Hundreds of articles have been published on the differences between leaders and managers. But what distinguishes great leaders from good ones? In my study of remarkable leaders over the last fifteen years, I have found that they, among other things, push two extremes to the maximum.

Unleash creativity
At the positive extreme, extraordinary leaders set lofty stretch goals to elevate everyone's thinking "out of the box," unleash the creativity of their organizations, think in terms of an ideal vision and strategy, and communicate optimism that breakthrough results can be achieved. In executing strategy, they lead with passion and purpose, constantly sell the benefits of change, and lavish positive reinforcement on whoever is aligned and moving forward. The average leader may do some of these, but with much less vigor.

Express the consequences of not changing
At the constructively negative extreme, great leaders dig through the "floor of the box" to embrace "the brutal facts of reality" as Jim Collins calls them. They drill for root causes of performance issues, identify and remove risks, and supplement the benefits of change by clearly expressing the consequences of not changing. In addition, they are deeply compassionate about the pains of partners and customers to uncover unmet market needs which become the fuel for innovation. Average leaders don't feel or see these unmet needs, or if they do, they believe they are impossible to solve so they ignore them in favor of the industry status quo.

Let me give you a brief example of an extraordinary leader who operates superbly at both the positive and constructively negative extremes. Steve Jobs hatches new products in conversations that go something like this: "What do we hate? Cell phones. What do we have to make? A cell phone with a Mac inside." The rest is history. Notice the extreme thinking on the dark side (what we hate) and the light side (what we want to do about it) in the conception of the iPhone.

But while great leaders leap higher and think deeper than average ones, they are also more centered when it is time to be. I believe that "in the box thinking" gets a bad rap. My research has shown that there's a time to be out the box, and a time to be in it. This may seem counterintuitive, but when making decisions, crystallizing a plan, and making promises to Wall Street, extraordinary leaders are squarely in the box - balanced and neutral in their thinking. They equally weigh pros versus cons, rewards versus risks, and probability of success versus failure. It is their previous cycling between negative and positive extremes that provides their menu of innovative options from which they choose. In decision making, it is no time to fly high in the light side, or wallow in the risk-averse dark side. Webvan, Time Warner's purchase of AOL, and credit default swaps are all the result of "out of the box" decision making when management really should have been in the box.

Remarkable leaders have Intellectual and Emotional Amplitude
Amplitude is the technical term for the measure of the height or depth of a wave and determines the brightness or light, the loudness of sound, the power of electricity, and the strength and intensity of just about every other phenomena in the world. It is also in the vernacular of X-Game judges and spectators exclaiming how much "air" skiers, snowboarders, BMX bikers, etc., get off of their jumps.
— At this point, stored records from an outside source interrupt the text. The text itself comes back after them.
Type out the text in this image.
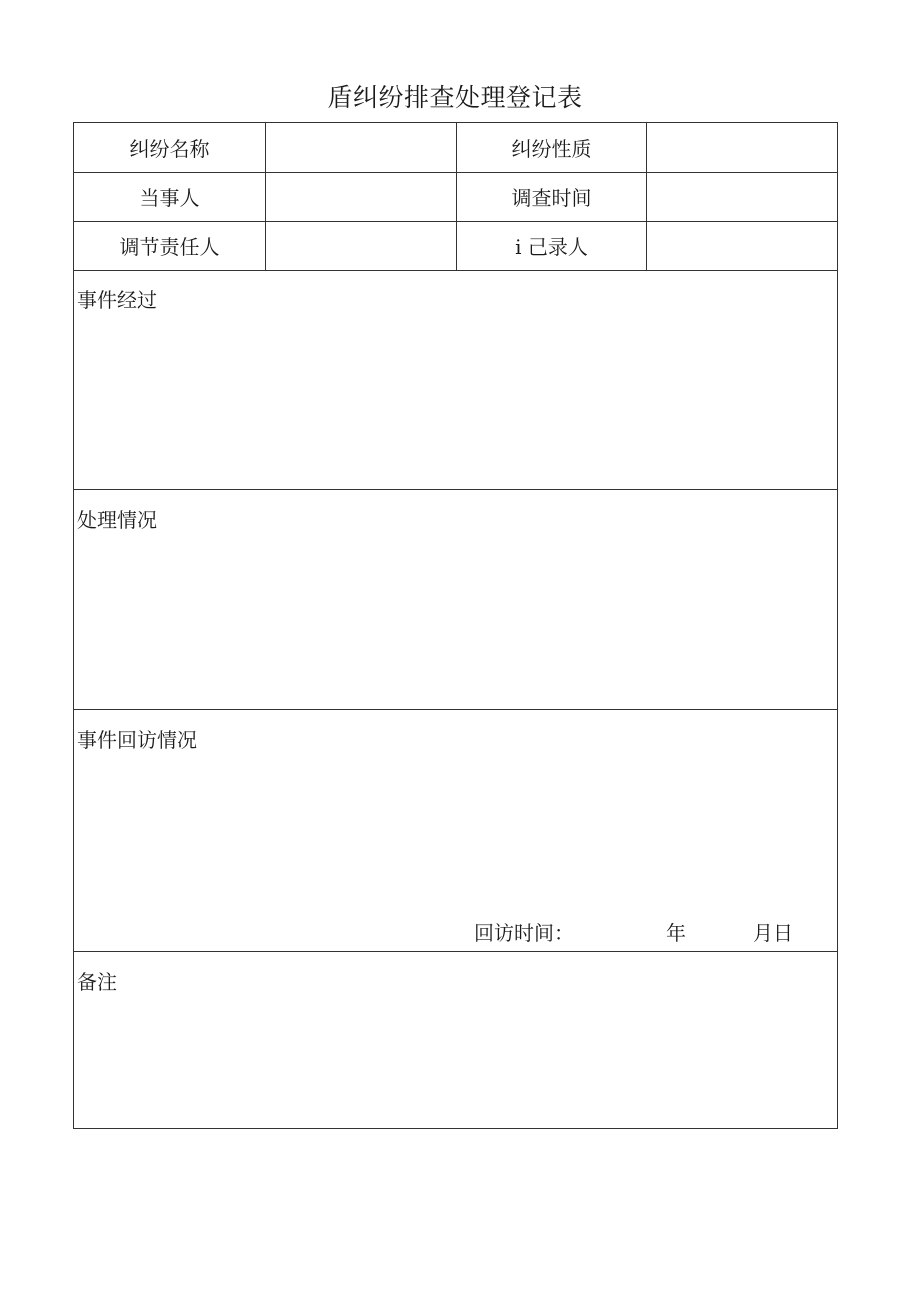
盾纠纷排查处理登记表
纠纷名称	纠纷性质
当事人	调查时间
调节责任人	i 己录人
事件经过
处理情况
事件回访情况
回访时间：	年	月日
备注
Remarkable leaders have far more Intellectual Amplitude and Emotional Amplitude, as I have coined these characteristics, than average leaders. Yet when it is time to be balanced both intellectually and emotionally, they are able to do so, while average leaders are not. President Obama, for example, is a master at this, showing grace under pressure.

Unfortunately, many people are in the box when they should be out of it, and out of the box when they should be in it. The "box," by the way, is a low amplitude. In my work with organizations, I can use a tool called the Leadership Amplitude Assessment. It helps leaders and their employees measure their amplitude and uncover opportunities for maximizing and flexing their amplitude to optimize innovation, decision making and execution.

Unleash your organization's Innovation Amplitude
Amplitude mastery is the single thing that differentiates remarkable leaders and organizations from good ones. This concept not only applies to the effectiveness of leadership style, but is also increases the results you get in strategic planning, marketing, process improvement, human resource development, change leadership, coaching, and just about everything else that's important to your success. It can help you lead your team or your entire organization out of the box. Your understanding and application of Leadership Amplitude can help unleash your organization's Innovation Amplitude, and enable you to achieve remarkable financial results.